Dans le cadre du Partenariat nord-américain pour la sécurité et la prospérité (PSP), les pays signataires de l’ALENA (le Canada, les États-Unis et le Mexique) se sont engagés à rendre l’Amérique du Nord plus sécuritaire et plus prospère.

Un volet de cet ambitieux programme porte sur la sécurité des voyageurs et vise à uniformiser et renforcer les contrôles douaniers et à « assurer la compatibilité des systèmes de mise en commun des données sur les voyageurs à risque élevé et examiner la faisabilité d’un programme de mise en commun de l’information en temps réel sur ces voyageurs visant à éclairer les décisions prises en fonction de la gestion des risques que présentent les voyageurs se dirigeant vers l’Amérique du Nord ou y effectuant un transit »[4].

Le Groupe de travail sur la sécurité des voyageurs se consacre actuellement à l’élaboration de systèmes biométriques visant à améliorer la sécurité des documents de voyage utilisés à la frontière : passeports, visas, cartes de résidence permanente, etc.
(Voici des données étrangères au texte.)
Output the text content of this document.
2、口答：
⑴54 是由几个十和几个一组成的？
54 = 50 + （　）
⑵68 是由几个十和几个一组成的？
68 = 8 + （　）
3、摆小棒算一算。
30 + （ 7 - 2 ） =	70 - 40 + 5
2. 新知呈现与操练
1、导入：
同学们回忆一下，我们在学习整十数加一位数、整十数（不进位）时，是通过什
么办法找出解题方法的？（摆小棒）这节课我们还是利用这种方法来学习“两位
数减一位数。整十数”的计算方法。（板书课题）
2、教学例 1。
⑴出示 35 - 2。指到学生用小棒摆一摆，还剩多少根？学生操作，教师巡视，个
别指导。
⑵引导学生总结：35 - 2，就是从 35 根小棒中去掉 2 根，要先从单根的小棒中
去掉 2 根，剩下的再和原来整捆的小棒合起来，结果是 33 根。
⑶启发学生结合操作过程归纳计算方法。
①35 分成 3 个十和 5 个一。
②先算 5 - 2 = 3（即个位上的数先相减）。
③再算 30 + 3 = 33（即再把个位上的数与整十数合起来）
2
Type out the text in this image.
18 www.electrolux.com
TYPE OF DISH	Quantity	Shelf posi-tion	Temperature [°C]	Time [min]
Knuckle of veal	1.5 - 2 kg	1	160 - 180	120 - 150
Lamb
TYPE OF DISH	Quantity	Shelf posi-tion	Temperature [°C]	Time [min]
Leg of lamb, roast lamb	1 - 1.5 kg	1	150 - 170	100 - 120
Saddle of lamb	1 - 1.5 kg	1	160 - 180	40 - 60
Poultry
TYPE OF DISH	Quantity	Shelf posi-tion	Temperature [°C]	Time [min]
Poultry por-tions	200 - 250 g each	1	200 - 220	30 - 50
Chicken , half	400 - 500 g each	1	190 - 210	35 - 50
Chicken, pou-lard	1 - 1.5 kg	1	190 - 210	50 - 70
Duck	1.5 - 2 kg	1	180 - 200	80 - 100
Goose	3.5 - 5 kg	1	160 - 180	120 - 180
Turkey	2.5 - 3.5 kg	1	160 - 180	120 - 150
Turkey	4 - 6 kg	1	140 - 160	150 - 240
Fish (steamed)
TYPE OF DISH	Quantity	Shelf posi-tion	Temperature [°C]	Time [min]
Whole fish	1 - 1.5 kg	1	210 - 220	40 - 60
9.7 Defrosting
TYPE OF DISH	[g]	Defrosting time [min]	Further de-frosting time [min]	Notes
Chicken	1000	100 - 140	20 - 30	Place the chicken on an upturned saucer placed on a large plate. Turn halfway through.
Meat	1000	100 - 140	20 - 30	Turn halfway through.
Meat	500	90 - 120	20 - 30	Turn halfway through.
Des programmes visant la création d’une catégorie de voyageurs « sécuritaires » ont aussi été mis sur pied, comme le NEXUS, pensé pour accélérer le passage aux frontières américaine et canadienne de voyageurs considérés comme présentant un faible risque de sécurité.

Le processus d’inscription comprend la prise d’empreintes digitales, une photographie numérique de l’iris et du visage et une vérification des antécédents judiciaires.[5]  N’y sont pas admissibles les individus qui ont été reconnus coupables d’une infraction criminelle pour laquelle un pardon n’a pas été obtenu.

De plus, « dans le cas de la vérification des antécédents aux États-Unis, [l’individu pourrait] faire l'objet d'une interrogation à propos de [ses] antécédents criminels, y compris les cas d'arrestation et de réhabilitation, ce qui pourrait [l’]exclure du programme NEXUS »[6]. Avec de tels programmes, les individus judiciarisés risquent d’avoir de plus en plus de mal à traverser les frontières…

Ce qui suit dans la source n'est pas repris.